Dans quelques jours, l’engouement médiatique pour l’affaire Weinstein s’atténuera certainement. Mais elle fera date sans conteste. L’onde de choc marque les esprits, elle est devenue mouvement, un mouvement social porté par des millions de femmes. Un seuil de tolérance a été franchi. Nous venons d’assister à un formidable moment d’accélération dans une prise de conscience collective. Une société ne peut plus laisser faire, accepter, taire les souffrances des femmes. Ce qui était tu, muselé ne l’est plus et toute la force du mouvement réside bien dans cette force de ralliement, dans ce sentiment d’appartenance. Dans plusieurs jours la question sera de savoir où porter cette formidable vague d’indignation ? Comment empêcher la prolifération des agissements de tant de Harvey Weinstein ? Comment inculquer à nos fils la notion du consentement, essentielle, à tout rapport affectif ou sexuel ? Comment construire une EVRAS (Education à la vie relationnelle, affective et sexuelle) citoyenne et égalitaire ?

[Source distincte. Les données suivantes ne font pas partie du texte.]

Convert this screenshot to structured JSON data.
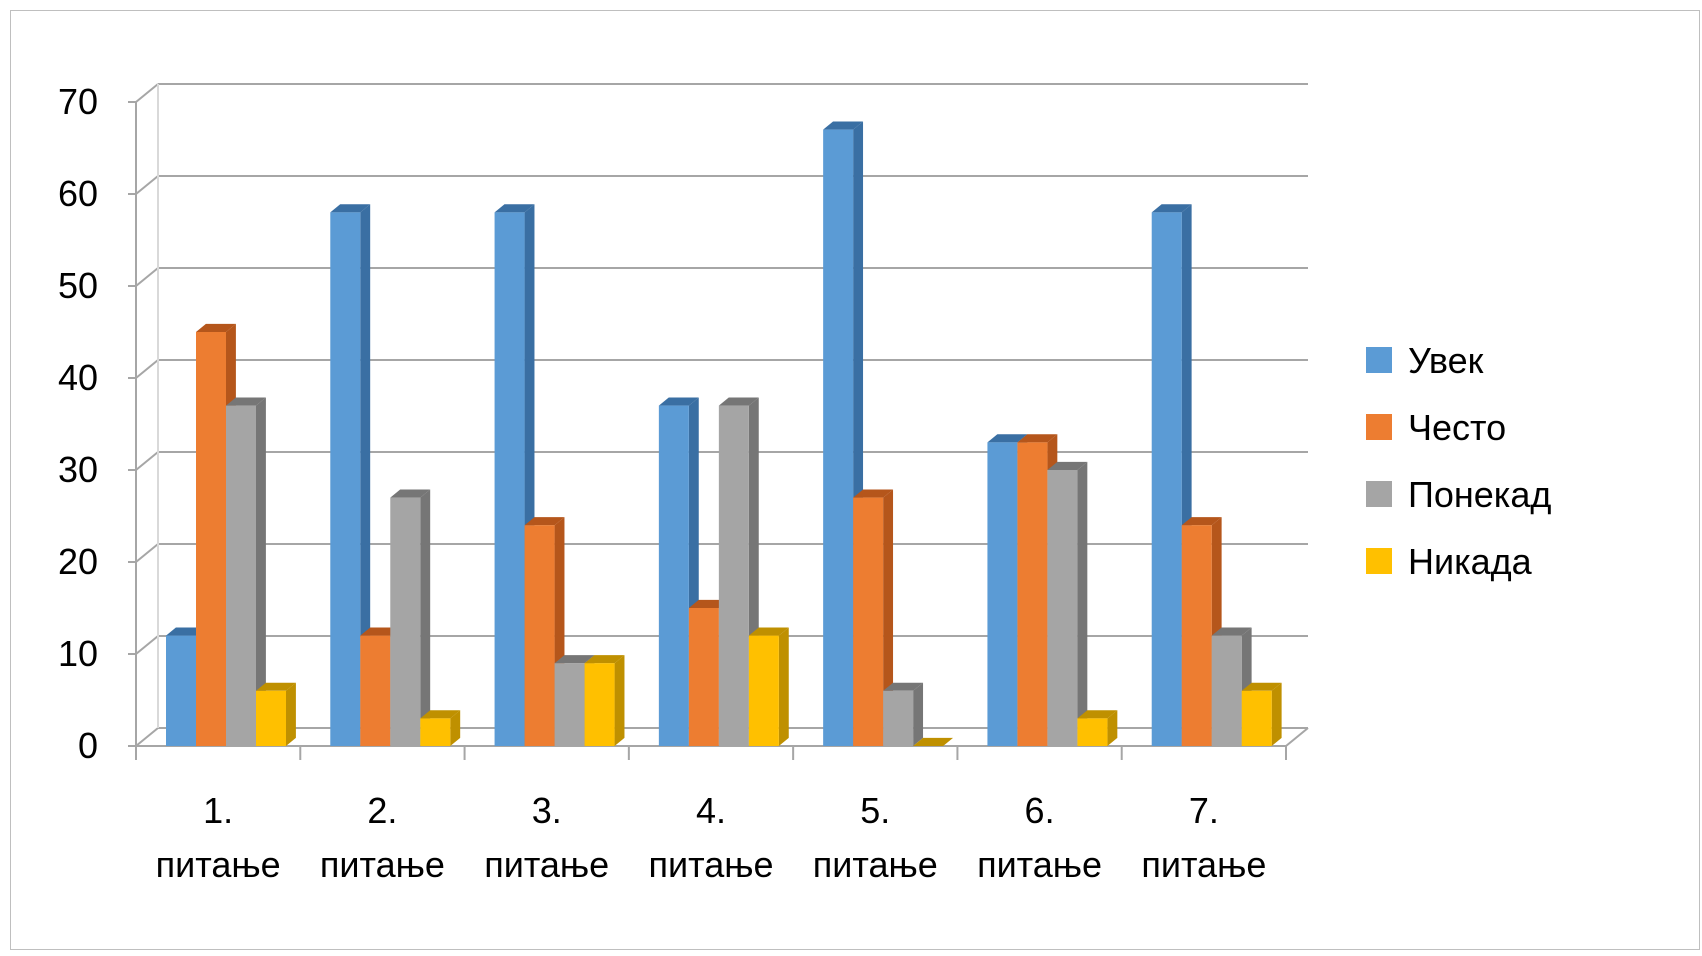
{
  "chart_data": {
    "type": "bar",
    "title": "",
    "xlabel": "",
    "ylabel": "",
    "ylim": [
      0,
      70
    ],
    "yticks": [
      "0",
      "10",
      "20",
      "30",
      "40",
      "50",
      "60",
      "70"
    ],
    "grid": true,
    "legend_position": "right",
    "categories": [
      [
        "1.",
        "питање"
      ],
      [
        "2.",
        "питање"
      ],
      [
        "3.",
        "питање"
      ],
      [
        "4.",
        "питање"
      ],
      [
        "5.",
        "питање"
      ],
      [
        "6.",
        "питање"
      ],
      [
        "7.",
        "питање"
      ]
    ],
    "series": [
      {
        "name": "Увек",
        "color": "#5b9bd5",
        "dark": "#3a6fa3",
        "values": [
          12,
          58,
          58,
          37,
          67,
          33,
          58
        ]
      },
      {
        "name": "Често",
        "color": "#ed7d31",
        "dark": "#b5561b",
        "values": [
          45,
          12,
          24,
          15,
          27,
          33,
          24
        ]
      },
      {
        "name": "Понекад",
        "color": "#a5a5a5",
        "dark": "#767676",
        "values": [
          37,
          27,
          9,
          37,
          6,
          30,
          12
        ]
      },
      {
        "name": "Никада",
        "color": "#ffc000",
        "dark": "#bf9000",
        "values": [
          6,
          3,
          9,
          12,
          0,
          3,
          6
        ]
      }
    ]
  }
}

Le 25 novembre prochain, comme chaque année, nous célèbrerons la journée internationale pour l’élimination de la violence à l’égard des femmes. Un fil rouge constitué de tissus, parcourra toute la manifestation, symbole des violences quotidiennes vécues par les femmes. Des tissus pour mieux dévoiler et « dévoiler c’est déjà agir ». Les organisatrices espèrent y voir des hommes en nombre.
Valérie Piette
Professeure d’histoire contemporaine (ULB), co-auteure avec Fabienne Bloc de Jouissez sans entraves ? Sexualité, citoyenneté et liberté, Espace de libertés, 2016.